I mean if the most probable distributions have all their mass close to 0 (lets say our fixed input range is [0,1]) then we could probably do something differently than if we say that the most probable distrbutions all have their mass in the center.
@MartinEnder Well it would probably still be difficult, as there are a lot of distributions :)
Right, but if you then get a lot of samples in a certain region, you can infer that this general region has a higher probability in the distribution (including the values between those samples).
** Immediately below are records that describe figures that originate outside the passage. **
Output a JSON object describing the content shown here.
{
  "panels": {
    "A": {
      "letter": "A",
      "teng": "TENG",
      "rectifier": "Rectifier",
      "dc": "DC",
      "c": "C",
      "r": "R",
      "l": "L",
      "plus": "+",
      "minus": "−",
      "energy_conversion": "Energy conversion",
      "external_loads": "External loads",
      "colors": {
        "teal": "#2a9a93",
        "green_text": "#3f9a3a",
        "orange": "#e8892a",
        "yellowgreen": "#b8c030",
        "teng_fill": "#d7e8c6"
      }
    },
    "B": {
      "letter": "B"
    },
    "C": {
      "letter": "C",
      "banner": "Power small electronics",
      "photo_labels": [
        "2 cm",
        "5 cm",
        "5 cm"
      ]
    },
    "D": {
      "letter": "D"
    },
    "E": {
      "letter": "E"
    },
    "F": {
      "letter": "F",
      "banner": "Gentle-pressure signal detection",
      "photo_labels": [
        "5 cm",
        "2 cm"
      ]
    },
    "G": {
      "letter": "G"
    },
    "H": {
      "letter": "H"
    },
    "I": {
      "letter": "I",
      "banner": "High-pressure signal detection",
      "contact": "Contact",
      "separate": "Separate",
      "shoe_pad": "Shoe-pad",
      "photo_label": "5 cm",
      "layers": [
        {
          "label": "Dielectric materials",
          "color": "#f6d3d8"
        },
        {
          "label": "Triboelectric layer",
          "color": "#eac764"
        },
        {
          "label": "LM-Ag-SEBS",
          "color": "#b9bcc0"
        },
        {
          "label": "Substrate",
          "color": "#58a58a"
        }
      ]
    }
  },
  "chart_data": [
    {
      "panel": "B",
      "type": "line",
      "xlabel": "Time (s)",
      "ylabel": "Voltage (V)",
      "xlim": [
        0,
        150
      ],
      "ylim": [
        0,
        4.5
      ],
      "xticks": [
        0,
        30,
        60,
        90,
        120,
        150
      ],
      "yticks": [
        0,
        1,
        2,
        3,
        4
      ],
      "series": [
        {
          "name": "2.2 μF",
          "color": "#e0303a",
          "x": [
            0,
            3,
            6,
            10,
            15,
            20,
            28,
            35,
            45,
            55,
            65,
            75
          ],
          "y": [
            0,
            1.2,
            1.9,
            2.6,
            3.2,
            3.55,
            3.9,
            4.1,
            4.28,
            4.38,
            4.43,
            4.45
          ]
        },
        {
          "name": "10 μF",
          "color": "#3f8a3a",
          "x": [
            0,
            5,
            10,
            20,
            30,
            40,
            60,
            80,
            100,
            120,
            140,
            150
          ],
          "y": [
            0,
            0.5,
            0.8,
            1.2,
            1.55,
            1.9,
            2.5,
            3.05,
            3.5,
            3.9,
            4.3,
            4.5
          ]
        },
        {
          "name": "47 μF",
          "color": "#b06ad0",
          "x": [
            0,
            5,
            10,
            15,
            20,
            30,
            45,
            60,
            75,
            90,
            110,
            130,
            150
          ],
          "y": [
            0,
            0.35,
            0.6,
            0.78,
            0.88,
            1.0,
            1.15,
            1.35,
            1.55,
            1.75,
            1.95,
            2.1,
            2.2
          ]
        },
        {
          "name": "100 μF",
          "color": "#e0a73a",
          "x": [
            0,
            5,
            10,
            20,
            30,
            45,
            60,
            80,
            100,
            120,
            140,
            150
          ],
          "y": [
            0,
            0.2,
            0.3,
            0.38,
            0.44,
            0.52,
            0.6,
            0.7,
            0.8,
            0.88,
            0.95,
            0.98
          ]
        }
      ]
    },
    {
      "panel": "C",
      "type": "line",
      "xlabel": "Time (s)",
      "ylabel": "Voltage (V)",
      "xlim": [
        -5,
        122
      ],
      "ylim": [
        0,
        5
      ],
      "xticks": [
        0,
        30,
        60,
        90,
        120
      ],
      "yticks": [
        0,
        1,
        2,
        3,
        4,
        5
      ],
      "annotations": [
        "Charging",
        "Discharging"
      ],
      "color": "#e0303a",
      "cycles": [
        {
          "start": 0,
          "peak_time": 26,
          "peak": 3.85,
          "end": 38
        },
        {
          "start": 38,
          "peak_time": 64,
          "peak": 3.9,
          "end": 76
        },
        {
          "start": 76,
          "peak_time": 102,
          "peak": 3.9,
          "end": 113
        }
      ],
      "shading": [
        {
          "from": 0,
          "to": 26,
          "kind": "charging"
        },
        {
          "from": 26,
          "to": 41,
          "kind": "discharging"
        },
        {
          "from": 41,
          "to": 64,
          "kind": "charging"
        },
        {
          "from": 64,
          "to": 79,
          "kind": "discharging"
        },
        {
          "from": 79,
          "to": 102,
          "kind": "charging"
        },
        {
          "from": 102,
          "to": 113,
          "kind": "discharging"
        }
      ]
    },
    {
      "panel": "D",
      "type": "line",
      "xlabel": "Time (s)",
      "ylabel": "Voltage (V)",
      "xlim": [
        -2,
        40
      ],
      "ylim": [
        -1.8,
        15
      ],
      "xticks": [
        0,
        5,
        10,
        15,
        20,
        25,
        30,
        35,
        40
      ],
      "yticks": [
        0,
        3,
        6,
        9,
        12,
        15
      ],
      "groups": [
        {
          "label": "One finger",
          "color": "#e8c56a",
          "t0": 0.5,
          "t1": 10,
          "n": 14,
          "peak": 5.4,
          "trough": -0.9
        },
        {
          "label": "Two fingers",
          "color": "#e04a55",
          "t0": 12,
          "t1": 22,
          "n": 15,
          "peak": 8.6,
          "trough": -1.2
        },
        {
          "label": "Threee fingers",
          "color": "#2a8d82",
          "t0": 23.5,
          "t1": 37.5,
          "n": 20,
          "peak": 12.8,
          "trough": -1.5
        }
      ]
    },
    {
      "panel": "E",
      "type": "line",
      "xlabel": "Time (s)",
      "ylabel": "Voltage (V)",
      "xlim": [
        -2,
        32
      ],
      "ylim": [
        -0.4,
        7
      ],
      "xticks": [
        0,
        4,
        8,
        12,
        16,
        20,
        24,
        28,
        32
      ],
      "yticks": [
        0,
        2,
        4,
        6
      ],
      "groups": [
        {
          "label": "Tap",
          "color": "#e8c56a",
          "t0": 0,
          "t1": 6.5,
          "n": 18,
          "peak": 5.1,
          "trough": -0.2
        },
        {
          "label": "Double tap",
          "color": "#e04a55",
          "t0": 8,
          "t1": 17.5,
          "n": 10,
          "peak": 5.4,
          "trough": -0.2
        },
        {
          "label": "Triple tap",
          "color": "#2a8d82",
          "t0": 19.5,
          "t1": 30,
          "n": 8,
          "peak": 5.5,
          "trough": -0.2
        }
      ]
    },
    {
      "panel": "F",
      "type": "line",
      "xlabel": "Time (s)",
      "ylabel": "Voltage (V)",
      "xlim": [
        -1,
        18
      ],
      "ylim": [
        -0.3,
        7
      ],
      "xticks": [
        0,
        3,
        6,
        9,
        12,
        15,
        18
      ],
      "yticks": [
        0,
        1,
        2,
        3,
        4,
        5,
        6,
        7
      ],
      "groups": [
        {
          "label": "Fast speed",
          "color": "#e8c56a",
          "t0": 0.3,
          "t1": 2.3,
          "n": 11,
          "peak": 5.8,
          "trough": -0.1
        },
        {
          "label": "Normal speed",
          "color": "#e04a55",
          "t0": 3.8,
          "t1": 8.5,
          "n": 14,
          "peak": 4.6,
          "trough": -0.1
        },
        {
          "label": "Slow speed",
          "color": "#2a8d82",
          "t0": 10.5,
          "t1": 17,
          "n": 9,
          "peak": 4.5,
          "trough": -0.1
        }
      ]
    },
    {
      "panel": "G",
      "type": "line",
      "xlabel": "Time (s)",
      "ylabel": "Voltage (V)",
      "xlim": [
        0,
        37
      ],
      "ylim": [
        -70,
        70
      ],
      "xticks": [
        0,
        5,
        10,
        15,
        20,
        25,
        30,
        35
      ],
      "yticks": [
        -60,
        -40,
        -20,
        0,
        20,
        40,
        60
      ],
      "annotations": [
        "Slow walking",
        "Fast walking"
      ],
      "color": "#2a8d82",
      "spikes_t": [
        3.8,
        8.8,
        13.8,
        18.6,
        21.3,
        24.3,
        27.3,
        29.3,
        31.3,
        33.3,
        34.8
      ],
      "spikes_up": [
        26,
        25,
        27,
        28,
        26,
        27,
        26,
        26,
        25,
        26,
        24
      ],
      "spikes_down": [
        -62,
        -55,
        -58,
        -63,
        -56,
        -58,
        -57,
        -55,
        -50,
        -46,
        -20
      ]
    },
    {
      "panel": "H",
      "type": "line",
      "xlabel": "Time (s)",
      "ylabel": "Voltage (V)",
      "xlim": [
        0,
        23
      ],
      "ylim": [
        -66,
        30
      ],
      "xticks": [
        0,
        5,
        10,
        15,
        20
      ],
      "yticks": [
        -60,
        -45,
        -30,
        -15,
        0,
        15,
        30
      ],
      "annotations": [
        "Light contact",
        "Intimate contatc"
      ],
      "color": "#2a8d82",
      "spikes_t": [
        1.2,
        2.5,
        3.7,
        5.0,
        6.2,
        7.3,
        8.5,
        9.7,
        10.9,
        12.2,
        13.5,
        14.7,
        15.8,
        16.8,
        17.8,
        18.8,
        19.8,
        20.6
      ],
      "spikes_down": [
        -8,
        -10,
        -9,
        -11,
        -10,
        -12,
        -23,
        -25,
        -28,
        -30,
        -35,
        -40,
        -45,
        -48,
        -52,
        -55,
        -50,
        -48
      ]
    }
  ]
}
Which you couldn't infer without smoothness.
@flawr But if that's all you can say then I think you'd just take the mean of the allowed distributions and assume that to be your fixed distribution?
@MartinEnder Well you'd need to take a weighted mean since not all distributiosn have the same probability, right?
@MartinEnder Ah I see, that makes sense!
@flawr Yes, the mean according to your distribution of distributions.
I just had following thought: If you know the distribution is continuous, you suggested using a piecewise uniform distribution to model the unknown distribution.
So you limit yourself to piecewise constant PDFs
But if you know that e.g. the original distribution is n-times differentiable, you could use n-th degree splines, and perhaps get better results than just using piecewise constant functions.
13:28
Can the distribution be time-dependent?
@feersum Hey stop, don't make it even more complicated XD
No I'm trying to make it easier!
We don't even know the distribution could depend on what you're thinking and always choose the most inconvenient.
@flawr Ohhh, that would help determining the distribution in one subinterval from samples in an adjacent one.
sorry, can't type
 
8 hours later…
21:19
How the hell do people even upvote a guy trying to get a bounty without any effort?
This should be deleted IMHO.
I mean the bounty provider and OP do not look that inexperienced that they would not have had the idea to plot it themselves.
</rant>
Were I a mod on Math.SE, I'd probably just convert it to a comment.
And all the other comments aren't really helpful either, just shows that they didn't put the slightest effort in answering such a question, but just stating the obvious.